Le site de Peiligang, près de Xinzheng, dans le Henan, a été découvert en 1976[5]. De nombreux autres sites ont été découverts par la suite. Jiahu, découvert en 1962, est aujourd'hui considéré comme le plus grand site relevant de la culture de Peiligang. Les premières céramiques relevant de cette culture ont été mises au jour en 1962 dans le Henan[6]
Les sites de la culture de Peiligang sont dispersés sur une vaste surface de plaines vallonnées environnant le cours moyen du fleuve Jaune, dans la région centrale du Henan, autour de Zhengzhou, et vers le Sud presque jusqu'au Huai He.
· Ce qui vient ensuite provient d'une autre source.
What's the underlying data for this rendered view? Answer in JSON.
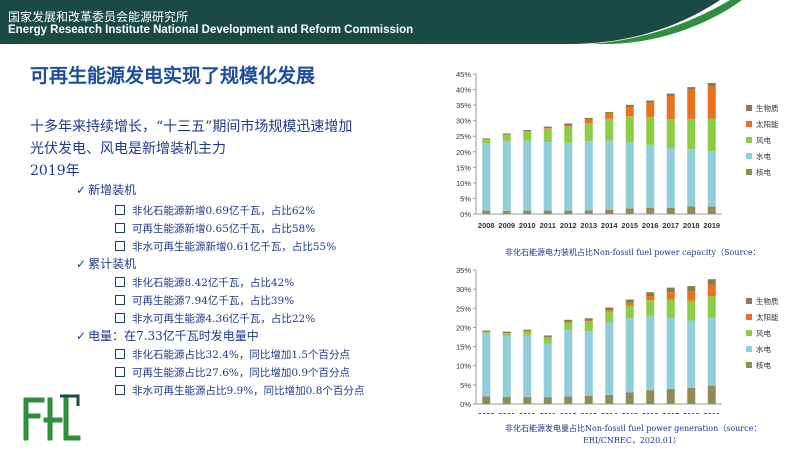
{
  "header": {
    "org_cn": "国家发展和改革委员会能源研究所",
    "org_en": "Energy Research Institute National Development and Reform Commission"
  },
  "title": "可再生能源发电实现了规模化发展",
  "lead": {
    "line1": "十多年来持续增长，“十三五”期间市场规模迅速增加",
    "line2": "光伏发电、风电是新增装机主力",
    "year": "2019年"
  },
  "groups": [
    {
      "label": "新增装机",
      "items": [
        "非化石能源新增0.69亿千瓦，占比62%",
        "可再生能源新增0.65亿千瓦，占比58%",
        "非水可再生能源新增0.61亿千瓦，占比55%"
      ]
    },
    {
      "label": "累计装机",
      "items": [
        "非化石能源8.42亿千瓦，占比42%",
        "可再生能源7.94亿千瓦，占比39%",
        "非水可再生能源4.36亿千瓦，占比22%"
      ]
    },
    {
      "label": "电量：在7.33亿千瓦时发电量中",
      "items": [
        "非化石能源占比32.4%，同比增加1.5个百分点",
        "可再生能源占比27.6%，同比增加0.9个百分点",
        "非水可再生能源占比9.9%，同比增加0.8个百分点"
      ]
    }
  ],
  "captions": {
    "capacity": "非化石能源电力装机占比Non-fossil fuel power capacity（Source：",
    "generation_1": "非化石能源发电量占比Non-fossil fuel power generation（source：",
    "generation_2": "ERI/CNREC，2020.01）"
  },
  "colors": {
    "biomass": "#8b7d4b",
    "solar": "#e8731c",
    "wind": "#8fcc46",
    "hydro": "#92cddc",
    "nuclear": "#938b55",
    "header": "#1b4a45",
    "accent": "#2f8f3e",
    "title": "#1e4d9c",
    "text": "#1e3a8a"
  },
  "chart_data": [
    {
      "type": "bar",
      "stacked": true,
      "categories": [
        "2008",
        "2009",
        "2010",
        "2011",
        "2012",
        "2013",
        "2014",
        "2015",
        "2016",
        "2017",
        "2018",
        "2019"
      ],
      "ylim": [
        0,
        45
      ],
      "yticks": [
        "0%",
        "5%",
        "10%",
        "15%",
        "20%",
        "25%",
        "30%",
        "35%",
        "40%",
        "45%"
      ],
      "grid": false,
      "legend": "right",
      "series": [
        {
          "name": "核电",
          "key": "nuclear",
          "values": [
            1.1,
            1.0,
            1.1,
            1.1,
            1.1,
            1.2,
            1.4,
            1.8,
            2.0,
            2.0,
            2.4,
            2.4
          ]
        },
        {
          "name": "水电",
          "key": "hydro",
          "values": [
            21.6,
            22.5,
            22.4,
            22.0,
            21.8,
            22.2,
            22.2,
            21.2,
            20.2,
            19.2,
            18.5,
            17.8
          ]
        },
        {
          "name": "风电",
          "key": "wind",
          "values": [
            1.3,
            2.0,
            3.0,
            4.3,
            5.2,
            5.8,
            7.0,
            8.4,
            9.0,
            9.3,
            9.7,
            10.5
          ]
        },
        {
          "name": "太阳能",
          "key": "solar",
          "values": [
            0.0,
            0.0,
            0.1,
            0.2,
            0.5,
            1.2,
            1.6,
            3.0,
            4.6,
            7.4,
            9.3,
            10.3
          ]
        },
        {
          "name": "生物质",
          "key": "biomass",
          "values": [
            0.3,
            0.4,
            0.4,
            0.5,
            0.5,
            0.5,
            0.6,
            0.7,
            0.7,
            0.8,
            0.9,
            1.1
          ]
        }
      ]
    },
    {
      "type": "bar",
      "stacked": true,
      "categories": [
        "2008",
        "2009",
        "2010",
        "2011",
        "2012",
        "2013",
        "2014",
        "2015",
        "2016",
        "2017",
        "2018",
        "2019"
      ],
      "ylim": [
        0,
        35
      ],
      "yticks": [
        "0%",
        "5%",
        "10%",
        "15%",
        "20%",
        "25%",
        "30%",
        "35%"
      ],
      "grid": false,
      "legend": "right",
      "series": [
        {
          "name": "核电",
          "key": "nuclear",
          "values": [
            2.0,
            1.9,
            1.8,
            1.8,
            2.0,
            2.1,
            2.4,
            3.0,
            3.6,
            3.9,
            4.2,
            4.8
          ]
        },
        {
          "name": "水电",
          "key": "hydro",
          "values": [
            16.5,
            15.8,
            16.1,
            14.0,
            17.3,
            16.9,
            18.9,
            19.4,
            19.5,
            18.6,
            17.6,
            17.8
          ]
        },
        {
          "name": "风电",
          "key": "wind",
          "values": [
            0.4,
            0.8,
            1.1,
            1.5,
            2.0,
            2.6,
            2.8,
            3.3,
            4.0,
            4.8,
            5.2,
            5.5
          ]
        },
        {
          "name": "太阳能",
          "key": "solar",
          "values": [
            0.0,
            0.0,
            0.0,
            0.1,
            0.1,
            0.2,
            0.4,
            0.7,
            1.1,
            1.9,
            2.5,
            3.1
          ]
        },
        {
          "name": "生物质",
          "key": "biomass",
          "values": [
            0.3,
            0.4,
            0.4,
            0.5,
            0.6,
            0.6,
            0.7,
            0.9,
            1.0,
            1.2,
            1.3,
            1.4
          ]
        }
      ]
    }
  ]
}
Selon les datations au carbone 14, la culture de Peiligang a existé d'environ 7000 à [7].
Les villages couvrent entre quelques centaines de mètres carrés et quelques hectares. Sur la plaine alluviale les installations sont relativement plus grandes, comme celle de Jiahu (5 ha) à Wuyang et Tanghu (30 ha) sur Xinzheng, qui ont dû être occupées toute l'année.
En fonction de leur environnement, on peut distinguer les traces de villages entre les collines, petits et avec de bien rares dépôts, ou dans les plaines, plus étendus avec des restes plus riches et plus complexes. Ce pourrait être le signe de différents modes de subsistance et de résidence, avec des campements saisonniers sur les collines, et d'éventuelles différences en termes de « complexité » ou de « hiérarchie » sociale embryonnaire[N 1].
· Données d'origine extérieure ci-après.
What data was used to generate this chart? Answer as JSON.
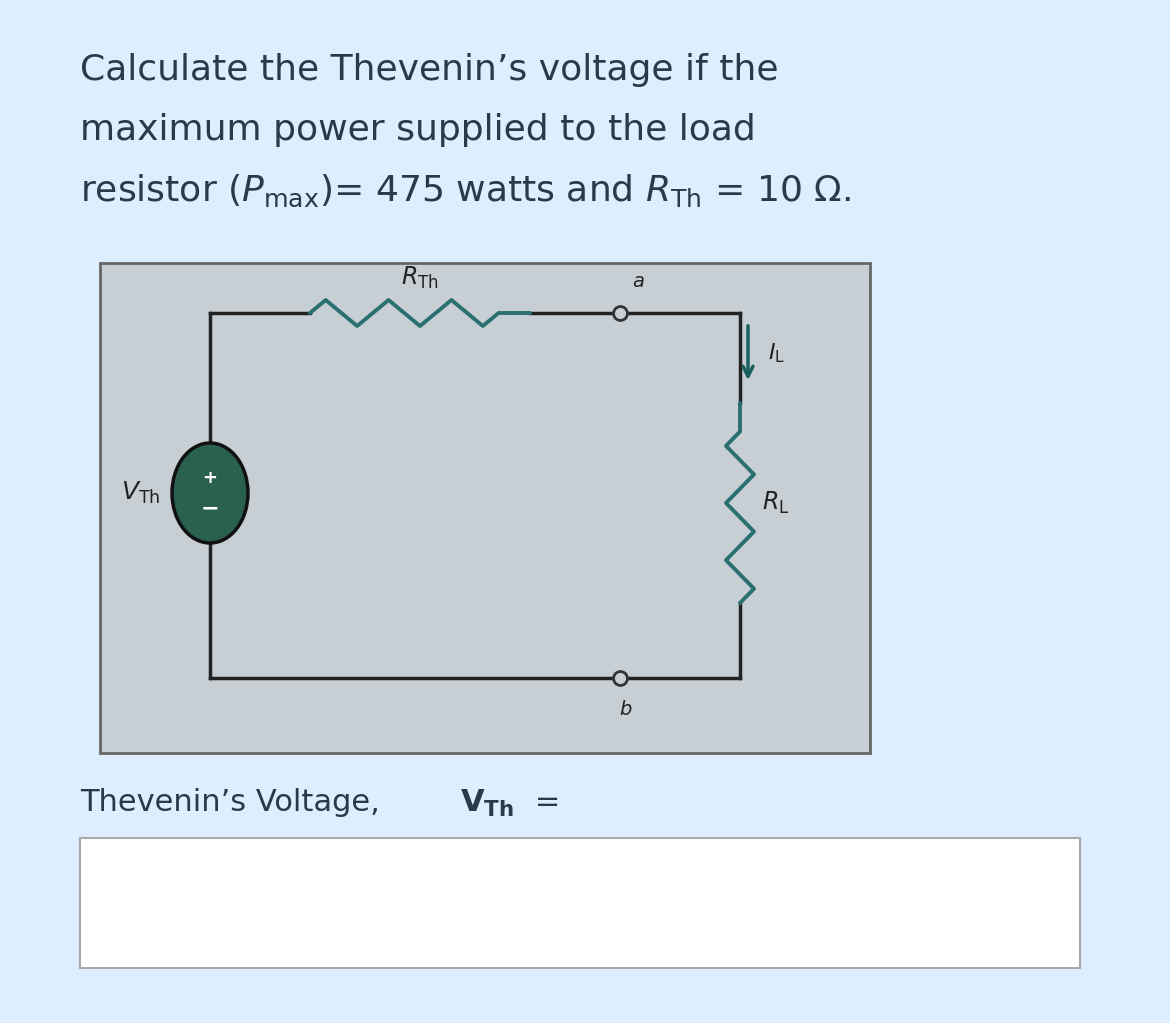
{
  "bg_color": "#ddeeff",
  "panel_bg": "#ddeeff",
  "circuit_bg": "#c8cfd4",
  "white_box_bg": "#ffffff",
  "wire_color": "#222222",
  "resistor_color": "#2a7070",
  "source_color": "#2a6050",
  "arrow_color": "#1a6060",
  "title_color": "#2a3a4a",
  "answer_color": "#2a3a4a",
  "border_color": "#aaaaaa",
  "title1": "Calculate the Thevenin’s voltage if the",
  "title2": "maximum power supplied to the load",
  "title3": "resistor (P",
  "title3b": "max",
  "title3c": ")= 475 watts and R",
  "title3d": "Th",
  "title3e": " = 10 Ω.",
  "ans1": "Thevenin’s Voltage, ",
  "ans2": "V",
  "ans3": "Th",
  "ans4": " =",
  "title_fs": 26,
  "ans_fs": 22,
  "circuit_fs": 15
}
De récentes fouilles effectuées sur le site de Jiahu (à Wuyang) montrent que les pratiques de chasse, pêche et cueillette ont longtemps prévalu avant que la production agricole ne prenne une certaine importance, au cours des 1 500 ans pendant lesquels ce lieu a été occupé[8].
Les restes d'animaux permettent de se faire une idée du cadre naturel dans lequel s'est développée la culture de Peiligang. De nombreuses traces de bovins, de cerfs et d'ovins semblent indiquer l'existence de nombreuses espèces disponibles pour la chasse. Les restes d'animaux aquatiques, poissons, alligators, moules d'eau douce, montrent la richesse des cours d'eau et des marais. Le climat semble avoir été à peu près le même qu'aujourd'hui[9]. La flore était tout aussi riche : glands, noix, noisettes, jujube, prunes et châtaignes d'eau[N 2]. Tandis que la chasse et la cueillette apportaient à cette économie de prédation l'essentiel des ressources alimentaires, on y a élevé aussi des porcs et des chiens, les seuls animaux d'élevage[8].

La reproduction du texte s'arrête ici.